[kebbelj]

I want to give users the ability to Add/Remove software on a specific machine, but I do not want to add these users to the Sudoers list. How would I enable an ordinary user to install or delete software using just his account, but not have any other root privileges?

(Automatix asks for an administrator password and the Add/Remove menu item that appears in accounts with sudoer access does not appear in non-sudoer accounts.)

[dandart]

Set the last option in your sudoers to just the install programs: dpkg, apt-get, etc. Then they will not be able to sudo to do anything else

[kebbelj]

Thanks, I will try your solution as soon as I am able to get to that machine.

A related question, actually the inverse of the original question--Is it possible to specify that a member of sudoers can NOT do certain things. For instance, be barred from shutting down parental controls (Dansguardian) but be able to do just about anthing else?

[Jonathan183]

Yes ... but it is better to grant permission rather than deny. See the security info section of

Code:

man sudoers

[kebbelj]

I was already working my way through the sudoers manual when this showed up and I jumped ahead to the Security section.

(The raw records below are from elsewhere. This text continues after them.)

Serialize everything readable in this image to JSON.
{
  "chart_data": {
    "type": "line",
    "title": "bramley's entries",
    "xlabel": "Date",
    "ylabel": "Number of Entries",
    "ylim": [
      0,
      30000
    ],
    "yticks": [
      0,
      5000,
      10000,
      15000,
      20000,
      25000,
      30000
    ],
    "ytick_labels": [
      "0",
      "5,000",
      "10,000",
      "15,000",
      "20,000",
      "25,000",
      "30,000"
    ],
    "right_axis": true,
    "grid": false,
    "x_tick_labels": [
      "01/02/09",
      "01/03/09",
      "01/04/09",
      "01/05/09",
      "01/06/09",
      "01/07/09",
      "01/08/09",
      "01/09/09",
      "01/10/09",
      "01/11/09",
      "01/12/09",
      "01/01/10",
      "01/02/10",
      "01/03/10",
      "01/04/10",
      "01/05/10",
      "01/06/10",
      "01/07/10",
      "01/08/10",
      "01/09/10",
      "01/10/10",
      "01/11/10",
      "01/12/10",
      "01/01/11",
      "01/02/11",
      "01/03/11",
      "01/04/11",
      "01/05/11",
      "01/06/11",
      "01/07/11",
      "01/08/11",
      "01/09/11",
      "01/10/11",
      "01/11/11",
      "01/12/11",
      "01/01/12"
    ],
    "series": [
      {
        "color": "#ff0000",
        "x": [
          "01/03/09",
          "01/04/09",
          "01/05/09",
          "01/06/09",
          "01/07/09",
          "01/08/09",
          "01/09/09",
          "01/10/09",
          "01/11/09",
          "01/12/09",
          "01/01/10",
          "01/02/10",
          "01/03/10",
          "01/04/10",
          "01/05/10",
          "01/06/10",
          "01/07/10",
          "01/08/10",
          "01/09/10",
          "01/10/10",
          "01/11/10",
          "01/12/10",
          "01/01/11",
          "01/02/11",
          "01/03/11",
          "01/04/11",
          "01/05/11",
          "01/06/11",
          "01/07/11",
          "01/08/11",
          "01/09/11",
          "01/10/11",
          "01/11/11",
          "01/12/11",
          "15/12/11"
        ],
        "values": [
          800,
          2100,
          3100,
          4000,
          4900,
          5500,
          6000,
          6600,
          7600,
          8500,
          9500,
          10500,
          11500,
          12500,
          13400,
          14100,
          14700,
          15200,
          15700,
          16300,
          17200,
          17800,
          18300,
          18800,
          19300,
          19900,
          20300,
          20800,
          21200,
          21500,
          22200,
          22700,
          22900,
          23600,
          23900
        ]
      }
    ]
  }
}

I see your point. Thanks.

[kebbelj]

I added this to the last line of /etc/sudoers with visudo ...

Code:

kebbelj ALL=/usr/bin/dpkg, usr/bin/automatix.py, /usr/bin/X11/apt-get, /usr/bin/apt-get, /usr/bin/gnome-app-install, /usr/bin/synaptic

This seems to have given me access. However, when I try to run synaptic, I get ...

Code:

FAILED TO RUN SYNAPTIC
The underlying authorization mechanism (sudo) does not allow you to run this program. Contact the system administrator.

I would really love to have synaptic enabled. Any reason it's not working? (I checked to see if there was a synaptic in /usr/bin/X11, but there wasn't one there.)

[Jonathan183]

Is synaptic in /usr/sbin ... thats where it looks to be in Mint ?

[kebbelj]

It was /usr/sbin

Thanks to you and everyone else who supplied guidance.